On November 23, 2023, the second day of the hearing, the Union government continued to obstruct the hearing. Solicitor General Tushar Mehta, who realised that he could not persuade the bench not to hear the case, sought more time to respond to the arguments of the petitioners, who he alleged had “expanded their challenge to the 2022 verdict beyond the issues they had initially raised”.

This bench abandoned the endeavour. Now, the composition of the new bench to hear the case, to be constituted by the chief justice, will indicate whether the case will at all be heard by a larger bench.

Justice (retd) A.M. Khanwilkar was appointed as the Lokpal on March 10, 2024, days before the model code of conduct kicked in.
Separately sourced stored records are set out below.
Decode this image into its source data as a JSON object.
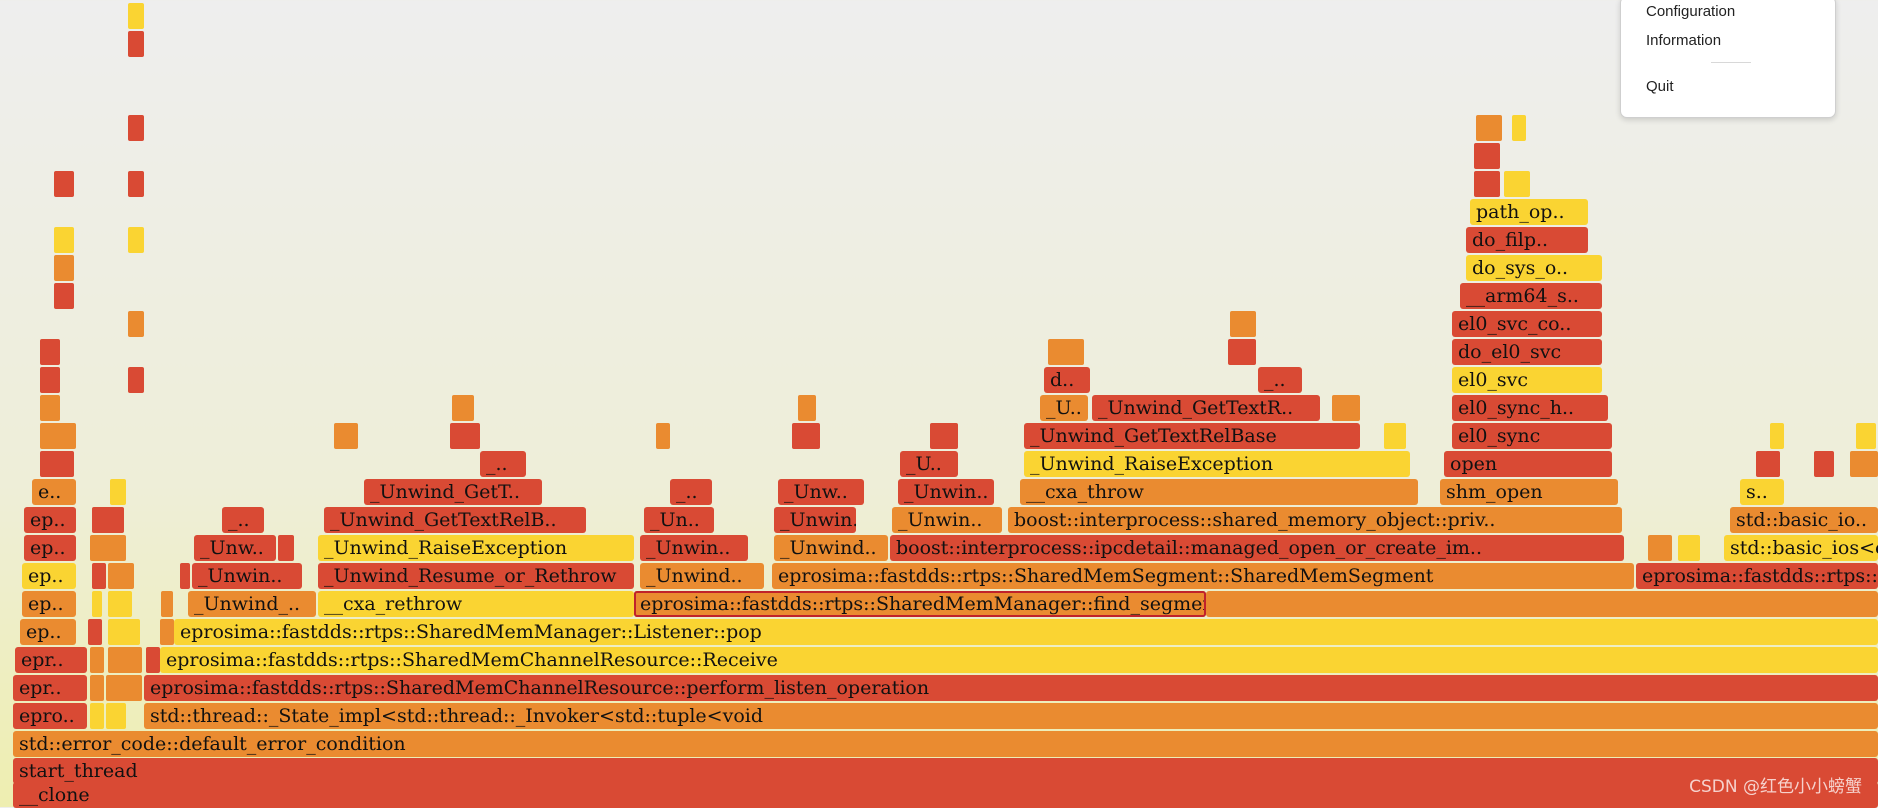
{
  "colors": {
    "red": "#d94a34",
    "orange": "#ea8b30",
    "yellow": "#fad432",
    "yellowLight": "#fbe056",
    "orangeLight": "#eea13a",
    "highlight": "#c0222b"
  },
  "menu": {
    "items": [
      "Configuration",
      "Information",
      "Quit"
    ]
  },
  "watermark": "CSDN @红色小小螃蟹",
  "frames": [
    {
      "label": "__clone",
      "c": "red"
    },
    {
      "label": "start_thread",
      "c": "red"
    },
    {
      "label": "std::error_code::default_error_condition",
      "c": "orange"
    },
    {
      "label": "epro..",
      "c": "red"
    },
    {
      "label": "std::thread::_State_impl<std::thread::_Invoker<std::tuple<void",
      "c": "orange"
    },
    {
      "label": "epr..",
      "c": "red"
    },
    {
      "label": "eprosima::fastdds::rtps::SharedMemChannelResource::perform_listen_operation",
      "c": "red"
    },
    {
      "label": "epr..",
      "c": "red"
    },
    {
      "label": "eprosima::fastdds::rtps::SharedMemChannelResource::Receive",
      "c": "yellow"
    },
    {
      "label": "ep..",
      "c": "orange"
    },
    {
      "label": "eprosima::fastdds::rtps::SharedMemManager::Listener::pop",
      "c": "yellow"
    },
    {
      "label": "ep..",
      "c": "orange"
    },
    {
      "label": "_Unwind_..",
      "c": "orange"
    },
    {
      "label": "__cxa_rethrow",
      "c": "yellow"
    },
    {
      "label": "eprosima::fastdds::rtps::SharedMemManager::find_segment",
      "c": "orange",
      "hl": true
    },
    {
      "label": "ep..",
      "c": "yellow"
    },
    {
      "label": "_Unwin..",
      "c": "red"
    },
    {
      "label": "_Unwind_Resume_or_Rethrow",
      "c": "red"
    },
    {
      "label": "_Unwind..",
      "c": "orange"
    },
    {
      "label": "eprosima::fastdds::rtps::SharedMemSegment::SharedMemSegment",
      "c": "orange"
    },
    {
      "label": "eprosima::fastdds::rtps::UUID",
      "c": "red"
    },
    {
      "label": "ep..",
      "c": "red"
    },
    {
      "label": "_Unw..",
      "c": "red"
    },
    {
      "label": "_Unwind_RaiseException",
      "c": "yellow"
    },
    {
      "label": "_Unwin..",
      "c": "red"
    },
    {
      "label": "_Unwind..",
      "c": "orange"
    },
    {
      "label": "boost::interprocess::ipcdetail::managed_open_or_create_im..",
      "c": "red"
    },
    {
      "label": "std::basic_ios<c..",
      "c": "yellow"
    },
    {
      "label": "ep..",
      "c": "red"
    },
    {
      "label": "_..",
      "c": "red"
    },
    {
      "label": "_Unwind_GetTextRelB..",
      "c": "red"
    },
    {
      "label": "_Un..",
      "c": "red"
    },
    {
      "label": "_Unwin..",
      "c": "red"
    },
    {
      "label": "_Unwin..",
      "c": "orange"
    },
    {
      "label": "boost::interprocess::shared_memory_object::priv..",
      "c": "orange"
    },
    {
      "label": "std::basic_io..",
      "c": "orange"
    },
    {
      "label": "e..",
      "c": "orange"
    },
    {
      "label": "_Unwind_GetT..",
      "c": "red"
    },
    {
      "label": "_..",
      "c": "red"
    },
    {
      "label": "_Unw..",
      "c": "red"
    },
    {
      "label": "_Unwin..",
      "c": "red"
    },
    {
      "label": "__cxa_throw",
      "c": "orange"
    },
    {
      "label": "shm_open",
      "c": "orange"
    },
    {
      "label": "s..",
      "c": "yellow"
    },
    {
      "label": "_..",
      "c": "red"
    },
    {
      "label": "_U..",
      "c": "red"
    },
    {
      "label": "_Unwind_RaiseException",
      "c": "yellow"
    },
    {
      "label": "open",
      "c": "red"
    },
    {
      "label": "_Unwind_GetTextRelBase",
      "c": "red"
    },
    {
      "label": "el0_sync",
      "c": "red"
    },
    {
      "label": "_U..",
      "c": "orange"
    },
    {
      "label": "_Unwind_GetTextR..",
      "c": "red"
    },
    {
      "label": "el0_sync_h..",
      "c": "red"
    },
    {
      "label": "d..",
      "c": "red"
    },
    {
      "label": "_..",
      "c": "red"
    },
    {
      "label": "el0_svc",
      "c": "yellow"
    },
    {
      "label": "do_el0_svc",
      "c": "red"
    },
    {
      "label": "el0_svc_co..",
      "c": "red"
    },
    {
      "label": "__arm64_s..",
      "c": "red"
    },
    {
      "label": "do_sys_o..",
      "c": "yellow"
    },
    {
      "label": "do_filp..",
      "c": "red"
    },
    {
      "label": "path_op..",
      "c": "yellow"
    }
  ]
}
Then there was also a petition filed by 14 opposition parties jointly alleging ED and CBI bias, but the Supreme Court decided to not hear it last year on April 5, 2023.

ED’s denial

The ED, in a response to The Wire’s queries in 2023, denied all allegations and said that “in all the cases, all actions taken by the ED have been approved by the concerned jurisdictional court from time to time. Moreover, as the questions posed by you pertain to sensitive cases and would amount to disclosing facts in pending cases where matter is sub-judice and also may pertain to disclosing investigating facts, which would not be proper. Wherever, the question regarding arrest etc. of accused have been raised in any judicial forum ED has adequately responded to the same by providing the correct information which have been accepted by the courts. It therefore appears that you have also not studied the applications filed by the accused in the other matters and replies filed by the ED and have posed unwarranted queries to ED. It may be so that you are being used by some persons with vested interest to propagate their biased views and also to elicit sensitive information from ED through you under the garb of investigative journalism. You are requested to go through the public record of the case as is available with various courts, the answers will be provided therein.”